Demand for omega-3 wiping out krill stocks: Sea Shepherd Read: http://www.smh.com.au/environment/whale-watch/call-for-omega3-alternatives-20150702-gi3o7n
Can I get Omega 3 Essential Fatty Acids through the food I eat?
Ideally you would get all the Omega 3 (specifically DHA and EPA) through the food you eat. However, due to lifestyle or dietary choices, this may not be the case. Flaxseed, chia seeds, walnuts and many oily fish species like salmon can support a healthy diet rich in Omega 3s. But be aware of what form you are getting: ALA, DHA, EPA or DPA. With the exception of marine plant species, all vegetarian sources of Omega 3 provide ALA which is inefficiently converted by the body into EPA and DHA before being utilised.
I already eat lots of walnuts, flaxseed and other ALA rich foods. Why would I take a supplement?
The body requires Omega 3s in the form of DHA, EPA and DPA. ALA needs to first be converted before your body can utilise it. The conversion process is extremely inefficient. That means the quantity you would need to consume to achieve a meaningful dose would be impractical.

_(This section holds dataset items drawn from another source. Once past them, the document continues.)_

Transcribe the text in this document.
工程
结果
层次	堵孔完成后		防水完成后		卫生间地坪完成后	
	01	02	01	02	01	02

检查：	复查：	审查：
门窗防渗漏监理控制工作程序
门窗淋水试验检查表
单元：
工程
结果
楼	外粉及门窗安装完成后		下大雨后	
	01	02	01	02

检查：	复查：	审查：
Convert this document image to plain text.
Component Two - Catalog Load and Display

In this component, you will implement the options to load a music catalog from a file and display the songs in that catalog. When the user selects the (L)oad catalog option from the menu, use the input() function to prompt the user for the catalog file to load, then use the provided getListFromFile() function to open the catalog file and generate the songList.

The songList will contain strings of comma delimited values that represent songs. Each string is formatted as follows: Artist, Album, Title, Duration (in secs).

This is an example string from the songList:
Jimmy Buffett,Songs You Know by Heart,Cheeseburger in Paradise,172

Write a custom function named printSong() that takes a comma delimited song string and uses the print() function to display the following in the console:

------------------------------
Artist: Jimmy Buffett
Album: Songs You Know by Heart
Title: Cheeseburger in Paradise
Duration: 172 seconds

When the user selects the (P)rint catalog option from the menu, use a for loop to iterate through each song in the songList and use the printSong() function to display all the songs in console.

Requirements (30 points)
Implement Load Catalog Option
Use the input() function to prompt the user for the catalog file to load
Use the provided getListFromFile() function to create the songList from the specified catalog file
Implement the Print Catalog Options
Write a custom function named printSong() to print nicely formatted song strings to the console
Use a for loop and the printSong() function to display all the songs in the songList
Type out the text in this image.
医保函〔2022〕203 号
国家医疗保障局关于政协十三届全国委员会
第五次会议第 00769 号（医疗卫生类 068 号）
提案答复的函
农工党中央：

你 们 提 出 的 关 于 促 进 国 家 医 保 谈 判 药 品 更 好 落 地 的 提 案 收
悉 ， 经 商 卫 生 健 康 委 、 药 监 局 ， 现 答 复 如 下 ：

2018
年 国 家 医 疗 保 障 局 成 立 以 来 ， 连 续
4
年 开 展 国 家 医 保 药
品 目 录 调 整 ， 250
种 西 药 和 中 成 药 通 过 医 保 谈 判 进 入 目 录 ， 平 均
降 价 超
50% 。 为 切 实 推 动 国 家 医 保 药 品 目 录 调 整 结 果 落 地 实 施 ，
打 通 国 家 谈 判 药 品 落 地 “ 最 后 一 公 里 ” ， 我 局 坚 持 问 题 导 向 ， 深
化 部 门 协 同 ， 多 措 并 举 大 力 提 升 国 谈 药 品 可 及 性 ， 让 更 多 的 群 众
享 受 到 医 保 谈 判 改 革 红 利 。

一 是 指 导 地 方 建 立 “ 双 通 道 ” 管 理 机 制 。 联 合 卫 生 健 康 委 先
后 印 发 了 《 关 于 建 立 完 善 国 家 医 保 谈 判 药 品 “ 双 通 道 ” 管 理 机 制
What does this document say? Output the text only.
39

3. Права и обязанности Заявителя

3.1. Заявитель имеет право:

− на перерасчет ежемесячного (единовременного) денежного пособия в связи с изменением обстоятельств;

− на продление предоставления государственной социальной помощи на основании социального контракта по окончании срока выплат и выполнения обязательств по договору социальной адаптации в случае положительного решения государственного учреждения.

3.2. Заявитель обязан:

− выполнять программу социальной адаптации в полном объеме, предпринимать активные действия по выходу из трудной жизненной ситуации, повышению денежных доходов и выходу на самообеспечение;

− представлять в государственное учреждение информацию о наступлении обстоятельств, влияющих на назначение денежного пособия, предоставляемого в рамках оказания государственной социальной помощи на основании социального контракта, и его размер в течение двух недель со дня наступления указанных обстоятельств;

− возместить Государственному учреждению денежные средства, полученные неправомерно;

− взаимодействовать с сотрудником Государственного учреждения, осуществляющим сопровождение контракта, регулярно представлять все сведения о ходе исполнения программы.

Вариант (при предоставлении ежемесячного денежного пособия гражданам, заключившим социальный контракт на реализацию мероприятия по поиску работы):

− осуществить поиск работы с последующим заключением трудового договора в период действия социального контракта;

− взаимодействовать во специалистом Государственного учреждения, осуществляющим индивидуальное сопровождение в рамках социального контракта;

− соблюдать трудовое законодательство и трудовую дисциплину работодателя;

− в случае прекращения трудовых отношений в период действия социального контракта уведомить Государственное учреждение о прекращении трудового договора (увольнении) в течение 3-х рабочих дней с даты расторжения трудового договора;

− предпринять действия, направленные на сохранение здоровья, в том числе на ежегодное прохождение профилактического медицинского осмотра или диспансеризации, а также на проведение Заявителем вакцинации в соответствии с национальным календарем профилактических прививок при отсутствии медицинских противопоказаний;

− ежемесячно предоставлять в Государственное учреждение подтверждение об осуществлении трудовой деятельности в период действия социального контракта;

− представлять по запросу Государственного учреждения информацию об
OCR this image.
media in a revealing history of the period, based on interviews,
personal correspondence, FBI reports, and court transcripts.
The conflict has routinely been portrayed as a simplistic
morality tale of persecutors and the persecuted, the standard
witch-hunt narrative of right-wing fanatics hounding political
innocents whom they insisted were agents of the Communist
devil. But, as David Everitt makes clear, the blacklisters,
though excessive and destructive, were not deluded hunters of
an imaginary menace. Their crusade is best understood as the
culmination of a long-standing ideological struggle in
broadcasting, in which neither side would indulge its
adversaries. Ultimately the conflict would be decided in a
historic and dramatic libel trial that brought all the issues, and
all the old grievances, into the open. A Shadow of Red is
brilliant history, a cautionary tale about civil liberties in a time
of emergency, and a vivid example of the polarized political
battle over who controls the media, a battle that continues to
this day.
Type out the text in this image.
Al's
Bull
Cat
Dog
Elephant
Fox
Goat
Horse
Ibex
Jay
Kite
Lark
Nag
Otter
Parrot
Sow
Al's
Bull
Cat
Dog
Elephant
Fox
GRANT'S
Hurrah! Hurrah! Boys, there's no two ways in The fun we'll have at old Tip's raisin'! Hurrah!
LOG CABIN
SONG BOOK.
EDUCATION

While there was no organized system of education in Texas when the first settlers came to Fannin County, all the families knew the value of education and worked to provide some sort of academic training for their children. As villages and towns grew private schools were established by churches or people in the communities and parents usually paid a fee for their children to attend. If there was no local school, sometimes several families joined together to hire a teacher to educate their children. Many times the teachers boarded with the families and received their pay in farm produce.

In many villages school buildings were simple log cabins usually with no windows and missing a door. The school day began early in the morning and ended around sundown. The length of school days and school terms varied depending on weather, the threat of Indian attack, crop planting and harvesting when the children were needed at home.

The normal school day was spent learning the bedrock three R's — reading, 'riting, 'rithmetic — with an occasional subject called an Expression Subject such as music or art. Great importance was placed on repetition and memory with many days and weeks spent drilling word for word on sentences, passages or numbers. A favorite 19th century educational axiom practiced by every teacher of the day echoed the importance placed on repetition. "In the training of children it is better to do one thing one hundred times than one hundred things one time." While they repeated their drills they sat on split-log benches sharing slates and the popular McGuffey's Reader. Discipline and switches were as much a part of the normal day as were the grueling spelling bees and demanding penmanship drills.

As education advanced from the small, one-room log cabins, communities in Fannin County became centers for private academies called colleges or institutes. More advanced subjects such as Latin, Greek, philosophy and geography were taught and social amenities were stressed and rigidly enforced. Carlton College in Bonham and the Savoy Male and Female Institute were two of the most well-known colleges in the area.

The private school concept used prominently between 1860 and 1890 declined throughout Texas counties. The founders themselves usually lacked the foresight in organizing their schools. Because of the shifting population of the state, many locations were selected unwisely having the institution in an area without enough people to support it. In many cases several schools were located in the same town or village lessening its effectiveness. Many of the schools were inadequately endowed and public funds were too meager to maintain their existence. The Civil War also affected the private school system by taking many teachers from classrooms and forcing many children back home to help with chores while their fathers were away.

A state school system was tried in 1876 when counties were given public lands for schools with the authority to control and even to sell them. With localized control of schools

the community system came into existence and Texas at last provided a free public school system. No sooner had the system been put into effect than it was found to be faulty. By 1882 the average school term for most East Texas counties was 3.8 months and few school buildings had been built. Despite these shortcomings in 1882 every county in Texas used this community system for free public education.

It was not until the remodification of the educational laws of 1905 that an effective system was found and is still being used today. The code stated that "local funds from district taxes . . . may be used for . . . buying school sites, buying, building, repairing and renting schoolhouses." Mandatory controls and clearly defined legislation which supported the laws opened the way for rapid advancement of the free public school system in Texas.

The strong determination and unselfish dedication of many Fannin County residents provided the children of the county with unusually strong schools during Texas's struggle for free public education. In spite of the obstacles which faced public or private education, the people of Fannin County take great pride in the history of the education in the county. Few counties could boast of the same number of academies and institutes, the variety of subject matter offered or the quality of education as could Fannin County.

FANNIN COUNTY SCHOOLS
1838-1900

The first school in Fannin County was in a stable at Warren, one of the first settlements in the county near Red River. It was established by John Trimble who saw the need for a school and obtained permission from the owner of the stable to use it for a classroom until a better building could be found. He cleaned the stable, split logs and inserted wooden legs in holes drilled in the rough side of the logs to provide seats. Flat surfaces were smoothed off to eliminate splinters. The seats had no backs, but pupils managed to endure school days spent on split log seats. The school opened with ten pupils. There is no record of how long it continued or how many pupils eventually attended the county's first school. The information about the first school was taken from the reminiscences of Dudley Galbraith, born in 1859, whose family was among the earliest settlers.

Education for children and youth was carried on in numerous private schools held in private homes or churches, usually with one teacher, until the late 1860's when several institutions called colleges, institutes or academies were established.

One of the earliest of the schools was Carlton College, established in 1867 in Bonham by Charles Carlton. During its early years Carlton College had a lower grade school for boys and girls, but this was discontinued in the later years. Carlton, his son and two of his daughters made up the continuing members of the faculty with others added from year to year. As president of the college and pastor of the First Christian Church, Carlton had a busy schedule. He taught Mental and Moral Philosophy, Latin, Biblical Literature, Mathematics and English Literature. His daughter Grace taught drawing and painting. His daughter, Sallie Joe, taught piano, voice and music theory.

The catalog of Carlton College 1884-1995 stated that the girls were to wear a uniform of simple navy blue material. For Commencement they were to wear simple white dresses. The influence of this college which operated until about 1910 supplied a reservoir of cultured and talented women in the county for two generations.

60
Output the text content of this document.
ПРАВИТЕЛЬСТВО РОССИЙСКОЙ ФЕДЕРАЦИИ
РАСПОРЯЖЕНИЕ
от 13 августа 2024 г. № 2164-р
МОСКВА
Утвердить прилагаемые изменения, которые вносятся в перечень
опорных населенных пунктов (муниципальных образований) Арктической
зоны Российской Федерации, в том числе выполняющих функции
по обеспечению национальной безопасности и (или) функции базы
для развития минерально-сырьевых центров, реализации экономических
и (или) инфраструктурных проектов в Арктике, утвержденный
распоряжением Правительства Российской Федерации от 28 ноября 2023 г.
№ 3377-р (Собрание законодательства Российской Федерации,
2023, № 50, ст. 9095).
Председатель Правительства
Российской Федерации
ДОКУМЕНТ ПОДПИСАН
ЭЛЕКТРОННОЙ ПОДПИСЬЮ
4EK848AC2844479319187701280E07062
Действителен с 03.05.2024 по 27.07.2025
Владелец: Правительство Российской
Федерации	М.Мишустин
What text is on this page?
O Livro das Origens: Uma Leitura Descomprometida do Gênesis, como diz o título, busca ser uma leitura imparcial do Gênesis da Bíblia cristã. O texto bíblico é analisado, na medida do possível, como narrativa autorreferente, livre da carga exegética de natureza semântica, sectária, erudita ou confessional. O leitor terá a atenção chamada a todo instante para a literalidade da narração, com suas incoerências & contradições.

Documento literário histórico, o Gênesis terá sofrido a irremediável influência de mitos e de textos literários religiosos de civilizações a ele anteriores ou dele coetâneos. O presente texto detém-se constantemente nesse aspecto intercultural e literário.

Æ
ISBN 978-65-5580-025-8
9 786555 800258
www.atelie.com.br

Ten key papers published over the last 10 years were identified with seven intervention studies reporting that ALA from nut and seed oils was not converted to DHA at all. Three studies showed that ingestion of micro-algae oil led to significant increases in blood erythrocyte and plasma DHA. Further work is now needed to identify optimal doses of alternative vegetarian LC3PUFAs and how these can be integrated within daily diets. The potential role of algal oils appears to be particularly promising and an area in which further research is warranted. - Source: http://www.ncbi.nlm.nih.gov/pubmed/24261532
I heard Krill oil has better bioavailability, that's why the DHA and EPA in those capsules is less than in fish oil...
This debate has been raging for years. The first thing to recognise is that each industry will lobby the merits of their own product. There is an economic interest. The krill oil industry says they are better than fish oil because the form of the oils is more bioavailable and that it contains the the naturally-occurring antioxidant astaxanthin, albeit in insignificant quantities. Looking at the science, a recent study concluded that similar EPA and DHA levels were achieved across fish and krill oil products when matched for dose. This was a four week study.
References: Similar eicosapentaenoic acid and docosahexaenoic acid plasma levels achieved with fish oil or krill oil in a randomized double-blind four-week bioavailability study. http://www.ncbi.nlm.nih.gov/pubmed/26328782
Both industries claim that they observe sustainable fishing practices. However, the Omega 3 industry as a whole, recognise marine algae as the source of the future. Oil rancidity (oxidised) in fish oil has been widely reported. The fish oil industry promptly denounced the quality of the studies that led to those claims.